The real challenge facing the Kirk today
YESTERDAY saw the opening of the General Assembly of the Church of Scotland. It is inevitable that the Commissioners will have the doubtful future of the Kirk very much on their minds.
In that context, I refer to the Very Rev Dr John Chalmers’ question as to whether “the format of the Kirk’s governance is fit for the present day” (“Former Moderator compares Kirk to a ‘modern-day Rip Van Winkle’”, May 1).
I suggest that it is no wonder the Kirk is in decline given its failing to see that its “problems” can never be resolved by constantly reorganising its institutional structures, the standard solution pursued by bureaucracies struggling to save the institution they serve.
However, the predicament facing it is far more serious. It needs a new theology restating those of its ancient truths which still speak to the issues facing our world today, a new readiness to incarnate the radical and inclusive message of Jesus and a new passion for justice and human flourishing which is surely at the heart of the Christian narrative.

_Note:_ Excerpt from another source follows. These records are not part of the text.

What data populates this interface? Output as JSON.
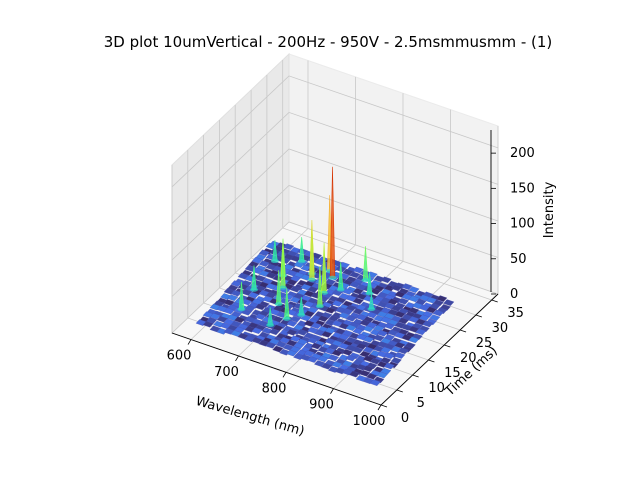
{
  "chart_data": {
    "type": "surface",
    "title": "3D plot 10umVertical - 200Hz - 950V - 2.5msmmusmm - (1)",
    "xlabel": "Wavelength (nm)",
    "ylabel": "Time (ms)",
    "zlabel": "Intensity",
    "x_ticks": [
      "600",
      "700",
      "800",
      "900",
      "1000"
    ],
    "y_ticks": [
      "0",
      "5",
      "10",
      "15",
      "20",
      "25",
      "30",
      "35"
    ],
    "z_ticks": [
      "0",
      "50",
      "100",
      "150",
      "200"
    ],
    "xlim": [
      560,
      1000
    ],
    "ylim": [
      0,
      37
    ],
    "zlim": [
      0,
      230
    ],
    "colormap": "turbo",
    "grid": true,
    "peaks": [
      {
        "x": 735,
        "y": 31,
        "z": 175
      },
      {
        "x": 718,
        "y": 33,
        "z": 120
      },
      {
        "x": 700,
        "y": 28,
        "z": 95
      },
      {
        "x": 745,
        "y": 25,
        "z": 80
      },
      {
        "x": 690,
        "y": 30,
        "z": 75
      },
      {
        "x": 660,
        "y": 22,
        "z": 70
      },
      {
        "x": 760,
        "y": 20,
        "z": 65
      },
      {
        "x": 640,
        "y": 26,
        "z": 60
      },
      {
        "x": 800,
        "y": 34,
        "z": 55
      },
      {
        "x": 680,
        "y": 16,
        "z": 55
      },
      {
        "x": 720,
        "y": 12,
        "z": 50
      },
      {
        "x": 620,
        "y": 10,
        "z": 45
      },
      {
        "x": 770,
        "y": 28,
        "z": 45
      },
      {
        "x": 650,
        "y": 33,
        "z": 40
      },
      {
        "x": 610,
        "y": 18,
        "z": 40
      },
      {
        "x": 830,
        "y": 30,
        "z": 35
      },
      {
        "x": 700,
        "y": 8,
        "z": 30
      },
      {
        "x": 740,
        "y": 15,
        "z": 30
      },
      {
        "x": 860,
        "y": 25,
        "z": 25
      },
      {
        "x": 600,
        "y": 30,
        "z": 35
      }
    ]
  }
}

After a lifetime of active Kirk membership, I can no longer go along with the millennial old world view on which its current theology is founded, or confidently repeat its creeds or sing the Victorian hymns, the words of both the foregoing surely being incomprehensible to those seeking to understand Christianity which otherwise has so much to offer such a troubled world.
Dr Chalmers suggests that the Church “needs a very different approach to ministry, mission, governance, management and accountability”, drawing attention to the current “overhaul of our financial contribution system, the structure of our presbyteries”. No doubt these reforms are necessary but the Reformation of the 16th century went far deeper than bringing about a change in Church governance and structures. It gave us a new theology, a new understanding of faith, to live by. Surely that is the real challenge facing the Kirk today.